L’homme, à la stature très fine - était-ce pour montrer un hypothétique résultat futur - et dont la taille me paraissait démesurée, daigna enfin s’adresser à moi :
- Tu veux maigrir, n’est-ce pas, mon petit ?
Comme la réponse ne venait pas, mais comme j’étais hospitalisé dans le service d’endocrinologie et que j’étais donc là précisément pour cela, maigrir, il poursuivit :
- Tu ne veux pas pouvoir jouer comme les autres garçons de ton âge, courir, faire du vélo ?

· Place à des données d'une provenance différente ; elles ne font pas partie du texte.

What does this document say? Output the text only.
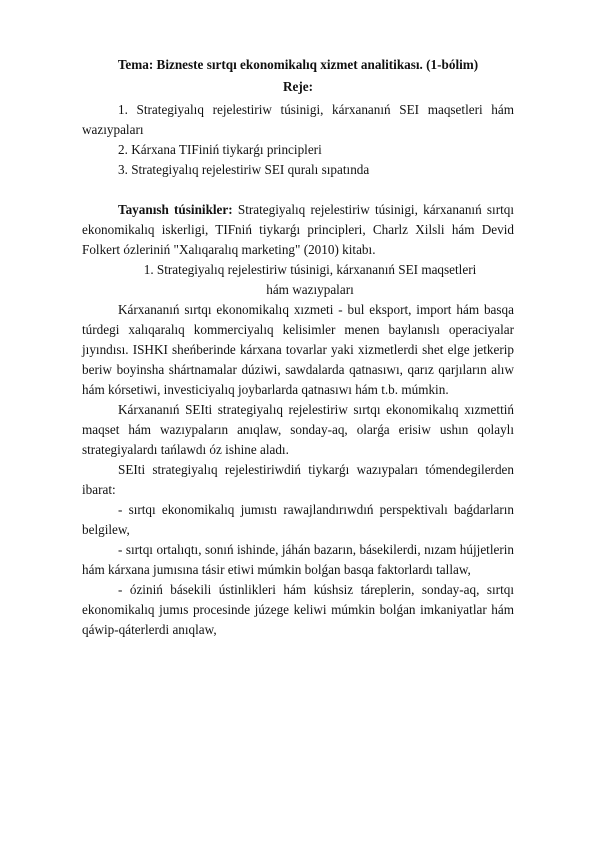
Tema: Bizneste sırtqı ekonomikalıq xizmet analitikası. (1-bólim)
Reje:

1. Strategiyalıq rejelestiriw túsinigi, kárxananıń SEI maqsetleri hám wazıypaları

2. Kárxana TIFiniń tiykarǵı principleri
3. Strategiyalıq rejelestiriw SEI quralı sıpatında

Tayanısh túsinikler: Strategiyalıq rejelestiriw túsinigi, kárxananıń sırtqı ekonomikalıq iskerligi, TIFniń tiykarǵı principleri, Charlz Xilsli hám Devid Folkert ózleriniń "Xalıqaralıq marketing" (2010) kitabı.

1. Strategiyalıq rejelestiriw túsinigi, kárxananıń SEI maqsetleri hám wazıypaları

Kárxananıń sırtqı ekonomikalıq xızmeti - bul eksport, import hám basqa túrdegi xalıqaralıq kommerciyalıq kelisimler menen baylanıslı operaciyalar jıyındısı. ISHKI sheńberinde kárxana tovarlar yaki xizmetlerdi shet elge jetkerip beriw boyinsha shártnamalar dúziwi, sawdalarda qatnasıwı, qarız qarjıların alıw hám kórsetiwi, investiciyalıq joybarlarda qatnasıwı hám t.b. múmkin.

Kárxananıń SEIti strategiyalıq rejelestiriw sırtqı ekonomikalıq xızmettiń maqset hám wazıypaların anıqlaw, sonday-aq, olarǵa erisiw ushın qolaylı strategiyalardı tańlawdı óz ishine aladı.

SEIti strategiyalıq rejelestiriwdiń tiykarǵı wazıypaları tómendegilerden ibarat:

- sırtqı ekonomikalıq jumıstı rawajlandırıwdıń perspektivalı baǵdarların belgilew,

- sırtqı ortalıqtı, sonıń ishinde, jáhán bazarın, básekilerdi, nızam hújjetlerin hám kárxana jumısına tásir etiwi múmkin bolǵan basqa faktorlardı tallaw,

- óziniń básekili ústinlikleri hám kúshsiz táreplerin, sonday-aq, sırtqı ekonomikalıq jumıs procesinde júzege keliwi múmkin bolǵan imkaniyatlar hám qáwip-qáterlerdi anıqlaw,
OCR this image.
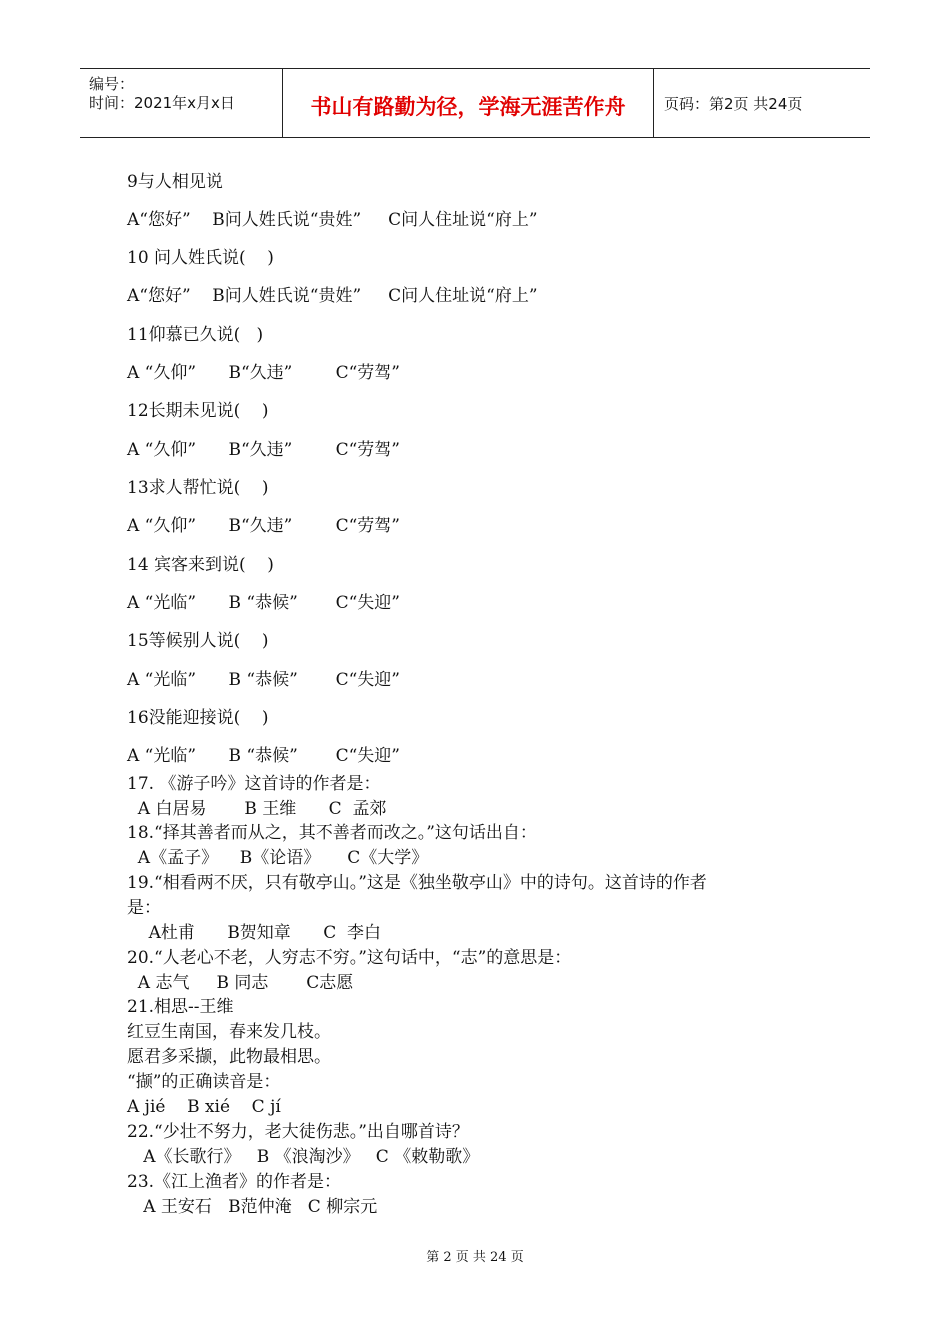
编号：
时间：2021年x月x日	书山有路勤为径，学海无涯苦作舟	页码：第2页 共24页
9与人相见说
A“您好”    B问人姓氏说“贵姓”     C问人住址说“府上”
10 问人姓氏说(    )
A“您好”    B问人姓氏说“贵姓”     C问人住址说“府上”
11仰慕已久说(   )
A “久仰”      B“久违”        C“劳驾”
12长期未见说(    )
A “久仰”      B“久违”        C“劳驾”
13求人帮忙说(    )
A “久仰”      B“久违”        C“劳驾”
14 宾客来到说(    )
A “光临”      B “恭候”       C“失迎”
15等候别人说(    )
A “光临”      B “恭候”       C“失迎”
16没能迎接说(    )
A “光临”      B “恭候”       C“失迎”
17. 《游子吟》这首诗的作者是：
A 白居易       B 王维      C  孟郊
18.“择其善者而从之，其不善者而改之。”这句话出自：
A《孟子》    B《论语》     C《大学》
19.“相看两不厌，只有敬亭山。”这是《独坐敬亭山》中的诗句。这首诗的作者
是：
A杜甫      B贺知章      C  李白
20.“人老心不老，人穷志不穷。”这句话中，“志”的意思是：
A 志气     B 同志       C志愿
21.相思--王维
红豆生南国，春来发几枝。
愿君多采撷，此物最相思。
“撷”的正确读音是：
A jié    B xié    C jí
22.“少壮不努力，老大徒伤悲。”出自哪首诗？
A《长歌行》   B 《浪淘沙》   C 《敕勒歌》
23.《江上渔者》的作者是：
A 王安石   B范仲淹   C 柳宗元
第 2 页 共 24 页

C’était là, précisément, ce que je faisais depuis toujours ! Certes, j’étais « hors norme », mais jamais cela ne m’avait empêché en quoi que ce soit. Je restai donc figé alors que son regard fixait le mien. Il dut penser que j’étais impressionné, c’était le cas, mais j’étais aussi dubitatif, sentiment non perceptible.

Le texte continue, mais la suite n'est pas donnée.